Memory Management Internals

TilekarOS uses a tiered memory management system, transitioning from raw physical memory allocation to virtual memory with recursive paging.

1. Physical Memory Manager (PMM)

The PMM tracks 4KB page frames in physical RAM using a bitmap.

  • Allocation: pmm_alloc_page_frame() finds the first free bit and returns the physical address.
  • Deallocation: pmm_free_page_frame(phys_addr) clears the bit.

2. Virtual Memory Manager (VMM) & Paging

TilekarOS implements 32-bit Paging with a Flat Memory Model.

Memory Map

  • 0x00000000 - 0xBFFFFFFF: User Space (3GB)
  • 0xC0000000 - 0xFFFFFFFF: Kernel Space (1GB, Higher-Half)

Recursive Paging

To modify page directories/tables while paging is enabled, we map the Page Directory into itself at the last entry (1023).

  • PD access: 0xFFFFF000
  • PT access: 0xFFC00000 - 0xFFFFEFFF

3. Kernel Heap (kmalloc)

TilekarOS provides a standard allocation interface using a doubly linked list of blocks.

Initialization (kmalloc_init)

The heap is initialized during kernel startup with a call to kmalloc_init(initial_size). It sets the base of the heap at the KERNEL_MALLOC virtual address (defined in local_config.h).

Allocation Strategy

  • First-Fit: The allocator searches from the head for the first free block large enough for the request.
  • 8-Byte Alignment: All allocations are automatically aligned to 8-byte boundaries to satisfy CPU requirements and improve performance.
  • Block Splitting: If a block is significantly larger than requested, it is split into two to reduce internal fragmentation.
  • Heap Extension (heap_sbrk): If no suitable block is found, heap_sbrk is called. This function:
    1. Calculates how many new 4KB physical pages are needed.
    2. Allocates them via the PMM.
    3. Maps them into the virtual address space using the VMM.
    4. Extends the linked list of blocks.

Deallocation (kfree)

  • Coalescing: When a block is freed, the allocator automatically merges it with any adjacent free blocks (previous or next) to combat external fragmentation.

Thread Safety

Both kmalloc and kfree are wrapped in interrupt_save() and interrupt_restore() calls.
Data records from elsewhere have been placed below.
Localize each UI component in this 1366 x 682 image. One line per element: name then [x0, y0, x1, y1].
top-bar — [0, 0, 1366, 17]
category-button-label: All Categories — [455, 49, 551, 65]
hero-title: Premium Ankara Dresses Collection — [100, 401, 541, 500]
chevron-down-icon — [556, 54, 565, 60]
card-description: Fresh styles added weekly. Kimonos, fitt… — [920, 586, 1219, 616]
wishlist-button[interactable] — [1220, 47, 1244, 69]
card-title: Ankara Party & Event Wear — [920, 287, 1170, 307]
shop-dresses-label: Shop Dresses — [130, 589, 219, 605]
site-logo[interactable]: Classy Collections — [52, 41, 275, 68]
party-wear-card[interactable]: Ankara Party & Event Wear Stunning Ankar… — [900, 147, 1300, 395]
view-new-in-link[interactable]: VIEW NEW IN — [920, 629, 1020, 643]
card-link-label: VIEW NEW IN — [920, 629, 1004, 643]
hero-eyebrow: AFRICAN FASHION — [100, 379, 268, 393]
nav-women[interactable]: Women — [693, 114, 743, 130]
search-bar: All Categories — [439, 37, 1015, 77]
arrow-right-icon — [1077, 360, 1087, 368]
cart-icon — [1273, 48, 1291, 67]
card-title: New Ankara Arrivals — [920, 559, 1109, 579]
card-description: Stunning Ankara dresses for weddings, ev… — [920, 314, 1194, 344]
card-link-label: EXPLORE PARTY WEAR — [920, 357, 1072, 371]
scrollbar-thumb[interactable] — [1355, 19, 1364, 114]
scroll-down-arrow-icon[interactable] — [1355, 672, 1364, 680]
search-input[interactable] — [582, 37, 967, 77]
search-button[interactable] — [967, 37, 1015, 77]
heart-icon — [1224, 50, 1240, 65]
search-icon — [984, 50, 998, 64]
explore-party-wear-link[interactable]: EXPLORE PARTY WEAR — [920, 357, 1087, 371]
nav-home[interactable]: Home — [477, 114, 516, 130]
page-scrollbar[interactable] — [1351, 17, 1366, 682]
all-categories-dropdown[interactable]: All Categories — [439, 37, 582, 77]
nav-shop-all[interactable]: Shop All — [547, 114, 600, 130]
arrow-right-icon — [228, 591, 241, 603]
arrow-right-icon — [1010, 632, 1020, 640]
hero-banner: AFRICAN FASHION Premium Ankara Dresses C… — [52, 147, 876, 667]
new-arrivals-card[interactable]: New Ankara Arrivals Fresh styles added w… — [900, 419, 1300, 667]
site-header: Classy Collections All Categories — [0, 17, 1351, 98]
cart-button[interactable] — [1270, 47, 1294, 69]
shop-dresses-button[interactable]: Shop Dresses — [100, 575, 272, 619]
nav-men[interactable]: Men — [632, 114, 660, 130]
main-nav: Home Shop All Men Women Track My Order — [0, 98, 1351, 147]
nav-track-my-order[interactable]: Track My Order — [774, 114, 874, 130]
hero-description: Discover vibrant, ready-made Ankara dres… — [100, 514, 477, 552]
This ensures that memory allocation is atomic and safe even if an interrupt occurs (e.g., a timer interrupt triggering a context switch) during the process.

API

  • kmalloc(size): Allocates size bytes. Returns a pointer to the payload.
  • kfree(ptr): Frees the block starting at ptr.
  • kcalloc(n, size): Allocates n * size bytes and clears the memory to zero.
  • krealloc(ptr, size): Resizes an allocation. If the new size is smaller, it may return the same pointer. If larger, it allocates a new block and copies the data.